Apalagi fenomena di negara maju, makanan dipandang sebagai komoditas sekali pakai. Dampaknya sekitar sepertiga atau setengah dari semua makanan yang diproduksi untuk konsumsi manusia secara global diperkirakan akan terbuang percuma.
“Contoh kasus dalam sebuah penelitian tahun 2011 di Inggris, kontribusi terbesar untuk limbah makanan berasal dari rumah sebesar 8,3 juta ton per tahun, merugikan konsumen sebesar 12 miliar poundsterling dan menyumbang 3% dari emisi gas rumah kaca Inggris,” jelasnya.
Menurut Muliarta, praktik buruk pembuangan limbah makanan berdampak pada lingkungan berupa emisi gas rumah kaca, lindi, dan bau. Tumpukan limbah makanan akan menghasilkan gas metana yang memiliki potensi pemanasan global 25 kali lebih besar daripada karbon dioksida dalam 100 tahun.

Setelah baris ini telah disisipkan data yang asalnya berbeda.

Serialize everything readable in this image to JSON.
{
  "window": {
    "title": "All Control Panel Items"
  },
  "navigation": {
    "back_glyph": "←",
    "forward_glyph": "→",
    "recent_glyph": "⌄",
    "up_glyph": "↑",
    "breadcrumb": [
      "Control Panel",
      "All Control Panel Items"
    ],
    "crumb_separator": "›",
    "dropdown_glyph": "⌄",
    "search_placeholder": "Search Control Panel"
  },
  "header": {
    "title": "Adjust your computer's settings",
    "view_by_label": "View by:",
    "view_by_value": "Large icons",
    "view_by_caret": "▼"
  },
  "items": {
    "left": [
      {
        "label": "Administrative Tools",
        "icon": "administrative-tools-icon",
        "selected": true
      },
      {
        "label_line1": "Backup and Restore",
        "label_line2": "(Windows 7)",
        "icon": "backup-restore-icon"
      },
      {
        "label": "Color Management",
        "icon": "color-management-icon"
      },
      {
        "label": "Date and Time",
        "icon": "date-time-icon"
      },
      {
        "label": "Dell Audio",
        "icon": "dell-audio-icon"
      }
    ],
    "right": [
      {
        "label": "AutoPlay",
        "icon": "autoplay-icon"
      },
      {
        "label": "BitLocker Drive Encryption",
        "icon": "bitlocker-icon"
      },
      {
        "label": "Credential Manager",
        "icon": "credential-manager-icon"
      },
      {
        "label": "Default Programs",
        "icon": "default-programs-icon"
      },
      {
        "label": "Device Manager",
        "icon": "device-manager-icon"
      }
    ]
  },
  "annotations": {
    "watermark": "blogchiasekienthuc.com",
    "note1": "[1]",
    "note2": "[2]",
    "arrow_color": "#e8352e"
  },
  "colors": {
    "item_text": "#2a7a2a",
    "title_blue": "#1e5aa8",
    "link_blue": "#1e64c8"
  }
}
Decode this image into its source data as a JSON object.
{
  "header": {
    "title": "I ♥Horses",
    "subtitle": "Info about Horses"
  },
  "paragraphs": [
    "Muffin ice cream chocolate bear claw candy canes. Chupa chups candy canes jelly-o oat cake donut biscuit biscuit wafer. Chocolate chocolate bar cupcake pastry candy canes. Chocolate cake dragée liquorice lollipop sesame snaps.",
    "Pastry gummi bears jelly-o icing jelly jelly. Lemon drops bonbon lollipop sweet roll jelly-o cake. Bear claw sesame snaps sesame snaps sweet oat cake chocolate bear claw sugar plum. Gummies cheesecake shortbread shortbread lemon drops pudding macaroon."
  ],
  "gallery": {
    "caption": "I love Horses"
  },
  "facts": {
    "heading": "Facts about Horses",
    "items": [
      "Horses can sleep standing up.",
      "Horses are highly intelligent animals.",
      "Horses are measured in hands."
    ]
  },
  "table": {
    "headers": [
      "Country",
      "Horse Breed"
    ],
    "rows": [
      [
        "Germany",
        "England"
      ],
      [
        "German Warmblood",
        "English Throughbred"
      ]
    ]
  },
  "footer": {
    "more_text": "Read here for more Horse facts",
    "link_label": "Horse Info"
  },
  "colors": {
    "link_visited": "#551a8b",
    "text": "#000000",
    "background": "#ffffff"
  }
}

“Umumnya, alasan rumah tangga tidak melakukan pemilahan sampah adalah terlalu malas, memiliki kesenjangan pengetahuan, dan kurangnya fasilitas. Ini masalah klasik,” lanjut Muliarta.
Ia menyebutkan frekuensi makan berpengaruh cukup signifikan terhadap produksi limbah makanan. Dalam survei di kawasan Saridewi, Denpasar Utara yang telah menerapkan konsep zero waste sejak 2020 terungkap bahwa 76,40% warga Saridewi memiliki frekuensi makan 3-4 kali dalam sehari.
Upaya mengurangi limbah makanan sambil mempertahankan tingkat produksi dapat membantu memenuhi kebutuhan pangan global.
Artinya, langkah mengurangi limbah makanan di satu wilayah dapat menyebabkan ketersediaan makanan yang lebih banyak di tempat lain.
Khusus untuk kawasan Saridewi, berdasarkan hasil penimbangan limbah makanan, terungkap produksi limbah makanan yang dihasilkan satu orang dalam satu hari mencapai 0,14 kg. Jumlah limbah makanan tersebut merupakan hasil dari proses penerapan zero waste selama satu tahun terakhir. Jika tanpa menerapkan konsep tersebut, potensi limbah makanan di kawasan Saridewi didug....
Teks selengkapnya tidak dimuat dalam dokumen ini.